Grandfather: Women's rights should be the main concern!
Father: Gay marriage should be allowed!
Son: Welfare should be abolished!
A person that tends to enjoy their own company. They are very introversive(meaning they have a harder time making friends.). Though I wouldn't say they are that way because they are socially retard, but they are rather more comfortable being by themselves. With this being said. Loners tend to be the less stressed out over social issues, and tend to be able to solidify, and worry more on their real problems. Contrary to popular belief. Loners do make friends, but tend not to want to hang out in groups. If in a gorup they will just be quiet, and will only say something if they know the subject well enough. Being a loner is what everyone dreams of, but when seeing one. They usually get viewed in a negative light.

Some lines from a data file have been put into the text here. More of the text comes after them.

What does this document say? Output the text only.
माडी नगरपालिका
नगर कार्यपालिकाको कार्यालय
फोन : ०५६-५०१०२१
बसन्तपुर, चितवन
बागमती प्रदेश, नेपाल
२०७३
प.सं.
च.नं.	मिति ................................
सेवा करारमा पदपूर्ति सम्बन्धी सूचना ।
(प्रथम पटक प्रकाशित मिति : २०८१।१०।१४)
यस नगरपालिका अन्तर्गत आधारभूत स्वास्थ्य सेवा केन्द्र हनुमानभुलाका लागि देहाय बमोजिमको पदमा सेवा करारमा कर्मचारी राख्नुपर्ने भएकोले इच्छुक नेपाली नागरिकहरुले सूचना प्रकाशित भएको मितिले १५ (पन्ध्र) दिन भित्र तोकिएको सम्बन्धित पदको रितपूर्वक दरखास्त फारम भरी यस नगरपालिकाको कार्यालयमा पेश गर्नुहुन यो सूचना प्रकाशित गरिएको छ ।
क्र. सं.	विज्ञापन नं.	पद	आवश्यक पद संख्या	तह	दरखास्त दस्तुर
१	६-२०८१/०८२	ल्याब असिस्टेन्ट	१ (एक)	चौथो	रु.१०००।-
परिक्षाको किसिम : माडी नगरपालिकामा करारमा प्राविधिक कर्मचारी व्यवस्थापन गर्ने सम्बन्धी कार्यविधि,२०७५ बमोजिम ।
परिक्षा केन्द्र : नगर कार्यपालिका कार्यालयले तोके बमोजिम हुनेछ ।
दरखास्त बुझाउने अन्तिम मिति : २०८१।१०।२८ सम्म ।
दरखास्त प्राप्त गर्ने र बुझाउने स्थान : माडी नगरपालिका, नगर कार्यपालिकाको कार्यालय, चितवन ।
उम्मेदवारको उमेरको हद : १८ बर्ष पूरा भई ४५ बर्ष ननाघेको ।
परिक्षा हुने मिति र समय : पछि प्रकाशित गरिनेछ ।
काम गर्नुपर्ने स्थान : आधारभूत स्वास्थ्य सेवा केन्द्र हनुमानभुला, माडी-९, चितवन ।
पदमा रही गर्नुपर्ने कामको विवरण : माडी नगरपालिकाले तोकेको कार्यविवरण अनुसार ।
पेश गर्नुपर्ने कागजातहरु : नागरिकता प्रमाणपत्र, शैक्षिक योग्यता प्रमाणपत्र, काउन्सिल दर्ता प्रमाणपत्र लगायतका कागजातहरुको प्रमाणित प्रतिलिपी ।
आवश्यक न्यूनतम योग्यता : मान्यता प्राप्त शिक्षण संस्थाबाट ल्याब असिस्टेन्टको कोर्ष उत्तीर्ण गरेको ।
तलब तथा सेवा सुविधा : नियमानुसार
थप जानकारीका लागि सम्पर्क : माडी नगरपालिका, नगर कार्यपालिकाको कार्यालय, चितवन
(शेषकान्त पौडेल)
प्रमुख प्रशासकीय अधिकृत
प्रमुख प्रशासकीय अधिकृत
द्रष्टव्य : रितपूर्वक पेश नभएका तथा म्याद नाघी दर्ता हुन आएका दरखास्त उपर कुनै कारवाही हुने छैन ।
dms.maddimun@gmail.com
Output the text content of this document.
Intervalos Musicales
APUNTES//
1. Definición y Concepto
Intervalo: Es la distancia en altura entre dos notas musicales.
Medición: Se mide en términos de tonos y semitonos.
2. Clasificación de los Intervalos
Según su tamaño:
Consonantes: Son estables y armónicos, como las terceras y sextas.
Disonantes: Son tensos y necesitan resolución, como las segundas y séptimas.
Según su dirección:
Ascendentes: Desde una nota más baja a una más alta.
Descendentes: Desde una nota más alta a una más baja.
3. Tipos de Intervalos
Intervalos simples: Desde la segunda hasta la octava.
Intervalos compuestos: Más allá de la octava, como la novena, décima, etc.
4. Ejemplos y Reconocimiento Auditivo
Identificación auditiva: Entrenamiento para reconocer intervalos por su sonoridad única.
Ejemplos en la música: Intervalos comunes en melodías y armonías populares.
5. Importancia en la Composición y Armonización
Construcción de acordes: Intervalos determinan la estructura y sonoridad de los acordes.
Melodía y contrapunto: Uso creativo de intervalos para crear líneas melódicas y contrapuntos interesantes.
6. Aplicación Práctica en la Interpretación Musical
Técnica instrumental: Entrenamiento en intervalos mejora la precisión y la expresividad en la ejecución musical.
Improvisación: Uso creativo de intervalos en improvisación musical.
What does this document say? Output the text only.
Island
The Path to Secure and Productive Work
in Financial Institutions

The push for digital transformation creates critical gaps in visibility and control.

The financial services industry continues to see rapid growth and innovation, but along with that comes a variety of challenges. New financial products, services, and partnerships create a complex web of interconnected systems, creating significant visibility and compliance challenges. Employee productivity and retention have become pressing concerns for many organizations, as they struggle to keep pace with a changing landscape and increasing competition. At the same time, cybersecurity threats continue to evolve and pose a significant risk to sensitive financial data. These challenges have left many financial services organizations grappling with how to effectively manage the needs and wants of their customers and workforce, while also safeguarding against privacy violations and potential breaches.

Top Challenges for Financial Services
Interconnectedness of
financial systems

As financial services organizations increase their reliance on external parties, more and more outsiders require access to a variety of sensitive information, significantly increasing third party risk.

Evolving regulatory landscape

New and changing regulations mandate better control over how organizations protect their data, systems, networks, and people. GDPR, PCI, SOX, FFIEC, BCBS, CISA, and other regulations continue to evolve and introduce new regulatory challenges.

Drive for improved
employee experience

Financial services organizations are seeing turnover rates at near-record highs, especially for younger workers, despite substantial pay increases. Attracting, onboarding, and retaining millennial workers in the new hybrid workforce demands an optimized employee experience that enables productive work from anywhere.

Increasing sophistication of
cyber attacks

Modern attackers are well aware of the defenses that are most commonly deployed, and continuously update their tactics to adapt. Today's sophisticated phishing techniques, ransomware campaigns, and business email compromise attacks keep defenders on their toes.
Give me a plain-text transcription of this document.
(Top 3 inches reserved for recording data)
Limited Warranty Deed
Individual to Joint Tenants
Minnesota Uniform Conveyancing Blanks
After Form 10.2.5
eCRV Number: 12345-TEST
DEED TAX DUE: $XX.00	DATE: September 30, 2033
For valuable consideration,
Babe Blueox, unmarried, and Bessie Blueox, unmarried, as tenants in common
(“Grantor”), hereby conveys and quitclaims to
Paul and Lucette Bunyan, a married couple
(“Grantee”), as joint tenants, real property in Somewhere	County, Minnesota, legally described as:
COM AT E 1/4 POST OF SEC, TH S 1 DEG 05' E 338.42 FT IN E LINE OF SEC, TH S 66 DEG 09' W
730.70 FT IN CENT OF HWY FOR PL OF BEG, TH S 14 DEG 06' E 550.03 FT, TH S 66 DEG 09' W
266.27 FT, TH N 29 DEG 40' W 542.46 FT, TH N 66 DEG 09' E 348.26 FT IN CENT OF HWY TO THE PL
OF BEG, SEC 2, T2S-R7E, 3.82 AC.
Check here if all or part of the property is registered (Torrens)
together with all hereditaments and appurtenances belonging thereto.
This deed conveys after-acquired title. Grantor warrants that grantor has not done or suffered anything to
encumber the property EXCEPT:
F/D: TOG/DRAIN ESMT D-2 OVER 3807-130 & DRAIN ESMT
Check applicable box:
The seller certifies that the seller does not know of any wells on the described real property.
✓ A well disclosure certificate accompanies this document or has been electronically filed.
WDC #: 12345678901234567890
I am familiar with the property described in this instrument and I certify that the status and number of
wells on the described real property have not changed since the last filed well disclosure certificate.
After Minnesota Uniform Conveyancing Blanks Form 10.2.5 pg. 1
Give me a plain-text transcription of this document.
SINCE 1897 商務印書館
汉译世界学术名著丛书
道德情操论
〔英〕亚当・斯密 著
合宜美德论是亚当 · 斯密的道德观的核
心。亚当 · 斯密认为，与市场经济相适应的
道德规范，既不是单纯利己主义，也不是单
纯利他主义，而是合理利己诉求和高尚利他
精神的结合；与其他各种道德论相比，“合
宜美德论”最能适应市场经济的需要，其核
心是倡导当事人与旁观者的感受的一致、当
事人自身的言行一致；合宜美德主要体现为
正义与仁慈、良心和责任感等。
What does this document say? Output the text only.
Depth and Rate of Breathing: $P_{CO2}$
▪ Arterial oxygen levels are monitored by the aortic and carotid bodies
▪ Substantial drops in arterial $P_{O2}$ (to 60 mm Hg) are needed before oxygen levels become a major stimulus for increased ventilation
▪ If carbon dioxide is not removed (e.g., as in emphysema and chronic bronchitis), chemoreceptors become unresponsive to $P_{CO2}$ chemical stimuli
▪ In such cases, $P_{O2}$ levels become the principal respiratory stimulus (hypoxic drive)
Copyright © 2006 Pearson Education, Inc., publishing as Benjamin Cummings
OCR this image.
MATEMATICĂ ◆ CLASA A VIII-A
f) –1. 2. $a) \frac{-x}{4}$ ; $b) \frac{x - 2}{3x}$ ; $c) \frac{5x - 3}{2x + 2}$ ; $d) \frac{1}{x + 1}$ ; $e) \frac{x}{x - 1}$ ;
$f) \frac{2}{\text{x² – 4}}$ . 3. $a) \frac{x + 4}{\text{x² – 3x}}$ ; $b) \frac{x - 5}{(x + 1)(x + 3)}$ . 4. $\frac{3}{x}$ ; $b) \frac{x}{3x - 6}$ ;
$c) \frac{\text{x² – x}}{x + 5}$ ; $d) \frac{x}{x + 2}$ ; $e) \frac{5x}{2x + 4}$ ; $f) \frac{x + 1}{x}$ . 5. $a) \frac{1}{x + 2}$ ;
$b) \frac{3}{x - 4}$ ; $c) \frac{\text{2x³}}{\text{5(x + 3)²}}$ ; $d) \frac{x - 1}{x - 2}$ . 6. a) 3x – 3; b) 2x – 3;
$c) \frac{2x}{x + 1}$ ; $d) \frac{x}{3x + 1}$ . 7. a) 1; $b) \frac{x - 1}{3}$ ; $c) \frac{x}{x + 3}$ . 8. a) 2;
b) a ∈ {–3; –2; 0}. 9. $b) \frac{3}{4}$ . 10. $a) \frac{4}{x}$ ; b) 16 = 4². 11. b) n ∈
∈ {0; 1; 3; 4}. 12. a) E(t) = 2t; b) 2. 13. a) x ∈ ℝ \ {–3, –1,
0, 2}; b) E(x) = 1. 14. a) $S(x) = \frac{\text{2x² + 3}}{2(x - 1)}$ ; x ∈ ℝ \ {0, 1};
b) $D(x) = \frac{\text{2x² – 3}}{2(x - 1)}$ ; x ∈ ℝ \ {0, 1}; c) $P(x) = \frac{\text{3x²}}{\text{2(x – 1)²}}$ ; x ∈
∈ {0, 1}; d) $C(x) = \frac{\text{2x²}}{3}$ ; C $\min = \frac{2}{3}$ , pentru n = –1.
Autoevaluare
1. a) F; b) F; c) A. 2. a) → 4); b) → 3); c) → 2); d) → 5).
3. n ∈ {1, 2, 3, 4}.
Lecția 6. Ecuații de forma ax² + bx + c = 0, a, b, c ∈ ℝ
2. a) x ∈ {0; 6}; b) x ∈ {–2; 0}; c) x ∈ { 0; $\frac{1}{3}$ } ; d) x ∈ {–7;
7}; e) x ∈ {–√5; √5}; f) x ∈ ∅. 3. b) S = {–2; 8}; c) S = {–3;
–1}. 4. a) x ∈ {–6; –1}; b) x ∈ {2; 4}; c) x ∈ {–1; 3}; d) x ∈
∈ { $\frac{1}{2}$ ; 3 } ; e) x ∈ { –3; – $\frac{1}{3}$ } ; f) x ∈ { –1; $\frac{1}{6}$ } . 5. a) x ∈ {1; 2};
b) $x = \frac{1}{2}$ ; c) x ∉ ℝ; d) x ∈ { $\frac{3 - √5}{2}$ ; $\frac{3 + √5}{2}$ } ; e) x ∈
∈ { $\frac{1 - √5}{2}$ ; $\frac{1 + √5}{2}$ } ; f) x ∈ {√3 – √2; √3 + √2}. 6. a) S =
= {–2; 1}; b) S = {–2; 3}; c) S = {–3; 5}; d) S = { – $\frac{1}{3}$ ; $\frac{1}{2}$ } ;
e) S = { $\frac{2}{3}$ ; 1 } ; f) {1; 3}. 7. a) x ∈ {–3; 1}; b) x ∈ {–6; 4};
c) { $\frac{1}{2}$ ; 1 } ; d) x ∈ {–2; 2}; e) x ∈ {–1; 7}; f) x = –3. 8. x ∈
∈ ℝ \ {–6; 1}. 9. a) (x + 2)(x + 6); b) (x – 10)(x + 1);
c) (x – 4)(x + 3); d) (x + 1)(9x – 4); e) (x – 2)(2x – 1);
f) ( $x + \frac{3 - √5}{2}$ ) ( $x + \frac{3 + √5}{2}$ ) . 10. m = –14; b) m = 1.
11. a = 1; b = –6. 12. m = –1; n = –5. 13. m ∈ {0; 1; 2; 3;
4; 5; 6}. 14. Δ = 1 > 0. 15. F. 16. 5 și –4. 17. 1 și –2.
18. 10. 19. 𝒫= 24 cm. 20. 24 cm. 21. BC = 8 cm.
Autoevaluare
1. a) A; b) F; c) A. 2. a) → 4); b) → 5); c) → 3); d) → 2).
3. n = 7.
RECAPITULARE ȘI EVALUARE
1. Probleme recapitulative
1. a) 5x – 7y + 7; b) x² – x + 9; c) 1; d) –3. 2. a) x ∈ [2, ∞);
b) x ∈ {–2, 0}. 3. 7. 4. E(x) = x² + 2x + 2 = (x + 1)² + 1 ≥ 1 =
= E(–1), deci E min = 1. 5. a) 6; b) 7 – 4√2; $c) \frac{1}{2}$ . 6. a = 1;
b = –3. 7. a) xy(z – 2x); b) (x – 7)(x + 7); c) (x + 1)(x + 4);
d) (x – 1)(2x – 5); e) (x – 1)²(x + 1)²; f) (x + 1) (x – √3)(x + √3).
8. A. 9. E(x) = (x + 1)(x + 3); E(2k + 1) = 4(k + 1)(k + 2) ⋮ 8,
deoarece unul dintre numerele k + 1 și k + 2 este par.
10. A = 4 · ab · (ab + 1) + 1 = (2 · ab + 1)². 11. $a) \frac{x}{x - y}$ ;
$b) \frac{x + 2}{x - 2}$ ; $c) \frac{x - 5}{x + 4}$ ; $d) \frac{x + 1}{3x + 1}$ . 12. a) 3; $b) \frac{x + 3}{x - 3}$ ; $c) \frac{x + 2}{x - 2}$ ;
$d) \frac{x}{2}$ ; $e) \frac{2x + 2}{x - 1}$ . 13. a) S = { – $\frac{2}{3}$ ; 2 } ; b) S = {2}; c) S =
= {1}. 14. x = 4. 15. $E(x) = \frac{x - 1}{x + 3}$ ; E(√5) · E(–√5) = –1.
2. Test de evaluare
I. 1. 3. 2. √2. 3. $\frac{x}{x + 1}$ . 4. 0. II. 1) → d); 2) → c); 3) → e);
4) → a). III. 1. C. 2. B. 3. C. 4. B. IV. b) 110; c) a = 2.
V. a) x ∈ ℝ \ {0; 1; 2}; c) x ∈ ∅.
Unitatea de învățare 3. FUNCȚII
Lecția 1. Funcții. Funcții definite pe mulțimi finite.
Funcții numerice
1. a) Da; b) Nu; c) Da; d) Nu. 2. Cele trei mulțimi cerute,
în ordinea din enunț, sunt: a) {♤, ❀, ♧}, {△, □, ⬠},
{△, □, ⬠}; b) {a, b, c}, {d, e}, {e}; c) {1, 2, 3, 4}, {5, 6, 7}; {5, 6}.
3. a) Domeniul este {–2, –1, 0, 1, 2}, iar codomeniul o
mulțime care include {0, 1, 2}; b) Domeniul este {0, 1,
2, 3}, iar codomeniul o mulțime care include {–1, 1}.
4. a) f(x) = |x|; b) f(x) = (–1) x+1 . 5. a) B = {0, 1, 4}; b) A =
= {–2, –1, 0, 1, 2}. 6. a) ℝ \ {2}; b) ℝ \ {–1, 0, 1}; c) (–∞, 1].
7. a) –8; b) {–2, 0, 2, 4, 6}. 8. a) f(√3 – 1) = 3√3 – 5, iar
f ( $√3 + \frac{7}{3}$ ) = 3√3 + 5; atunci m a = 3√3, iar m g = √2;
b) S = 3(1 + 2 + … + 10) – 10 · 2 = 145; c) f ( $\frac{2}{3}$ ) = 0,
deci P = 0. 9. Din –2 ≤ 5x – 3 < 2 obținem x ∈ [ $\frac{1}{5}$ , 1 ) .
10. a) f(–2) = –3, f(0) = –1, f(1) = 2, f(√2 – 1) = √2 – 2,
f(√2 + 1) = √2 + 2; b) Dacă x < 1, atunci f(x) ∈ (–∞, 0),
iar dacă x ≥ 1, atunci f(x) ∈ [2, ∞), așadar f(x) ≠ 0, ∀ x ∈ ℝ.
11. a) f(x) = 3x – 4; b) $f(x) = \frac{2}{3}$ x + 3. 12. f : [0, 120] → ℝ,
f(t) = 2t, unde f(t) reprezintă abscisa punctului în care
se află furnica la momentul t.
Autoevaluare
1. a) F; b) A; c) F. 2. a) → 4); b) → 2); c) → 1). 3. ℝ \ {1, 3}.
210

I've been a loner due to the fact that the pressures of being within a social discourse community is too vast, and very irritating. People get mad over the dumbest shit, and tend to worry over things that aren't real problems...Like surviving..... I have a few friends, and I pretty much know a lot of people that know me. Though I'm always by myself. I doubt its my fault, but I'm kinda lazy when it comes to trying to make friends anyway... :P
A person who prefers to be by themself. Usually of low self-confidence resulting from severe depression. May have had a hard up bringing. Never fit into a social group (i.e. Preppie, punk, goth, jock, etc.) Not influenced by trends or fads. Has more original likes/dislikes than the common over commercialized asshole running around. Likes things that require INTELLIGENCE to understand. Many would like to have social lives but are rejected by ignorant assholes that don't realize these people actually have feelings, thus putting the loner back even further in social development. Many times called a "psycho" or a "retard", when they're probably the smartest or sanest person in the room!
The loner is the one that doesn't get invited to the bar after work.